I did this recently through Capri Boats. For about 800 Euros (around $1,150) you can rent a motor boat with a driver-guide for up to eight hours and plan out a unique tour of this famous island off Italy’s Amalfi Coast. The cushy speed boat comfortably accommodates four people, with room for as many as eight passengers. With friends, it’s possible to split the cost and each pay as little as 100 euros (about $140) per day. Public wooden boats (you’ll see them in Capri’s marina) provide a less glamorous, more practical way to explore by water, but the private option is quite affordable and the most flexible.
The benefit of touring Capri by boat is not only that you can take in vistas of soaring cliffs, beautiful inlets, and one charming lighthouse, but also that you can stop and jump into the blue-green crystal clear water at any time. There are some tourist spots that are quite popular, including the famous blue grotto (I still don’t quite understand how the water inside the cave is illuminated blue) and the lesser-known green grotto. Note that getting into the blue grotto requires transferring to a small wooden boat (for a low fee), and the boater will then take you inside the cave. Beware, the waters rise and fall at the entry; if you aren’t looking and ready to fall fast on your back in the boat, you just might knock your head on the rocks because the cave’s entry is so small – be careful! I’m still wondering why the guide didn’t warn us. Fortunately, we were looking ahead. What I didn’t expect was the large splash of water that damaged my video camera; it’s best to leave electronics in the speed boat.

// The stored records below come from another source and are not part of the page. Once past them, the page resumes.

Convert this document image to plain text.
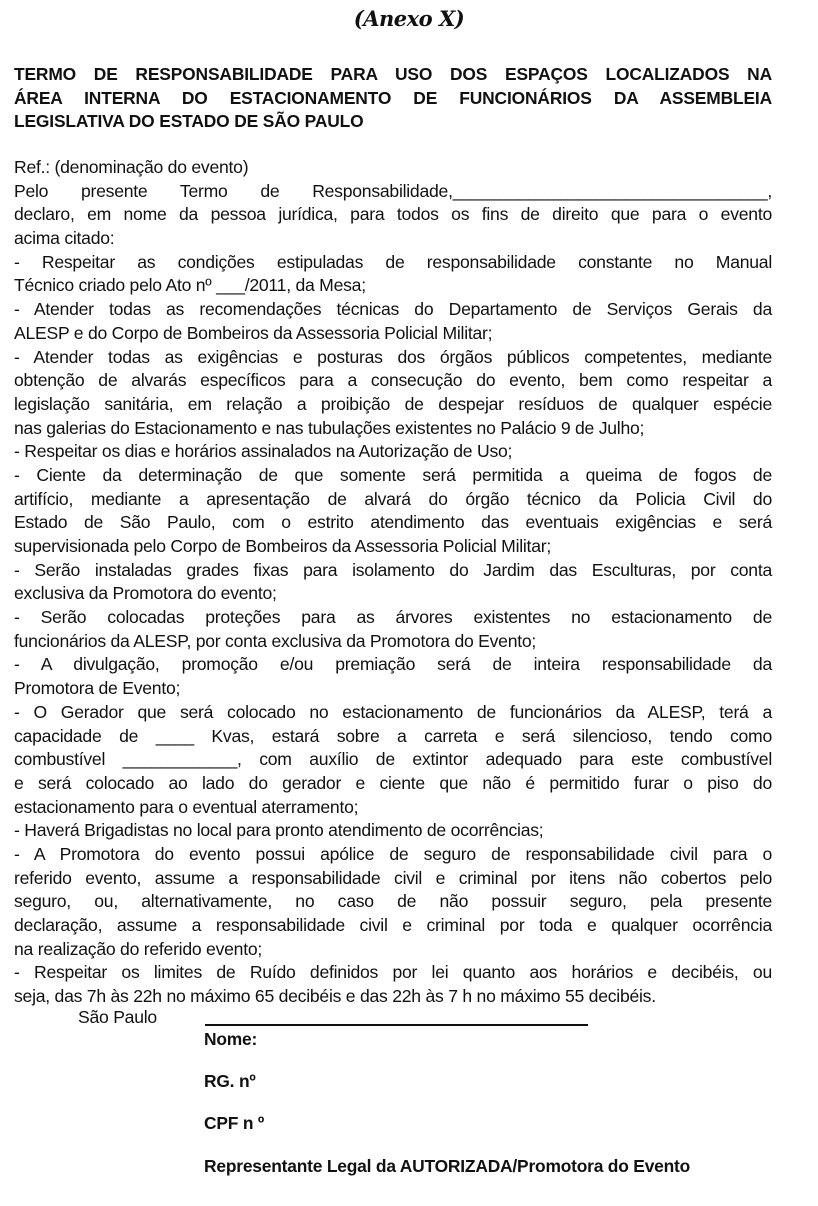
(Anexo X)
TERMO DE RESPONSABILIDADE PARA USO DOS ESPAÇOS LOCALIZADOS NA
ÁREA INTERNA DO ESTACIONAMENTO DE FUNCIONÁRIOS DA ASSEMBLEIA
LEGISLATIVA DO ESTADO DE SÃO PAULO
Ref.: (denominação do evento)
Pelo presente Termo de Responsabilidade,_________________________________,
declaro, em nome da pessoa jurídica, para todos os fins de direito que para o evento
acima citado:
- Respeitar as condições estipuladas de responsabilidade constante no Manual
Técnico criado pelo Ato nº ___/2011, da Mesa;
- Atender todas as recomendações técnicas do Departamento de Serviços Gerais da
ALESP e do Corpo de Bombeiros da Assessoria Policial Militar;
- Atender todas as exigências e posturas dos órgãos públicos competentes, mediante
obtenção de alvarás específicos para a consecução do evento, bem como respeitar a
legislação sanitária, em relação a proibição de despejar resíduos de qualquer espécie
nas galerias do Estacionamento e nas tubulações existentes no Palácio 9 de Julho;
- Respeitar os dias e horários assinalados na Autorização de Uso;
- Ciente da determinação de que somente será permitida a queima de fogos de
artifício, mediante a apresentação de alvará do órgão técnico da Policia Civil do
Estado de São Paulo, com o estrito atendimento das eventuais exigências e será
supervisionada pelo Corpo de Bombeiros da Assessoria Policial Militar;
- Serão instaladas grades fixas para isolamento do Jardim das Esculturas, por conta
exclusiva da Promotora do evento;
- Serão colocadas proteções para as árvores existentes no estacionamento de
funcionários da ALESP, por conta exclusiva da Promotora do Evento;
- A divulgação, promoção e/ou premiação será de inteira responsabilidade da
Promotora de Evento;
- O Gerador que será colocado no estacionamento de funcionários da ALESP, terá a
capacidade de ____ Kvas, estará sobre a carreta e será silencioso, tendo como
combustível ____________, com auxílio de extintor adequado para este combustível
e será colocado ao lado do gerador e ciente que não é permitido furar o piso do
estacionamento para o eventual aterramento;
- Haverá Brigadistas no local para pronto atendimento de ocorrências;
- A Promotora do evento possui apólice de seguro de responsabilidade civil para o
referido evento, assume a responsabilidade civil e criminal por itens não cobertos pelo
seguro, ou, alternativamente, no caso de não possuir seguro, pela presente
declaração, assume a responsabilidade civil e criminal por toda e qualquer ocorrência
na realização do referido evento;
- Respeitar os limites de Ruído definidos por lei quanto aos horários e decibéis, ou
seja, das 7h às 22h no máximo 65 decibéis e das 22h às 7 h no máximo 55 decibéis.
São Paulo
Nome:
RG. nº
CPF n º
Representante Legal da AUTORIZADA/Promotora do Evento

On the tour, ask about stopping by the Faraglioni Rocks for lunch at one of the famous seaside restaurants; the island has several worthwhile spots. We instead went to another island located 10 minutes across from Capri. The lovely restaurant served the most delicious marinated sardines, grilled fish, and pasta; wash it down with a local rosé. If you eat around the rocks of Faraglioni, take a walk up about 100 steps and then 10 minutes on flat ground to the famous Capri Piazzetta, where the town is. Most people don’t realize that Capri’s main square is located high above the sea level. Sure, you could also wait in line and take a funicular up, but why not walk (assuming you are ready for a climb) and work off the lunch? Spend an hour enjoying the town of Capri itself, then head back down to your private boat and ride back to the marina.
Note that the best way to reach Capri is the hydrofoil from Naples, about a one-hour ride. It’s pretty cheap and easy, so I recommend taking this over to Capri and back. You could also take the private speed boat over to Naples or, for that matter, anywhere along the Amalfi Coast (Positano, Sorrento, etc) but expect to pay extra for fuel (there is no fuel charge for Capri-only rides).
Finally, one last reason to tour Capri’s coast by boat is because there aren’t any real beaches. Some hotels have jetties over the rocks, but don’t expect any wide, sandy beaches here. That makes a boat tour around the isle not only special but also practical, whether you are staying overnight on Capri or just visiting for the day.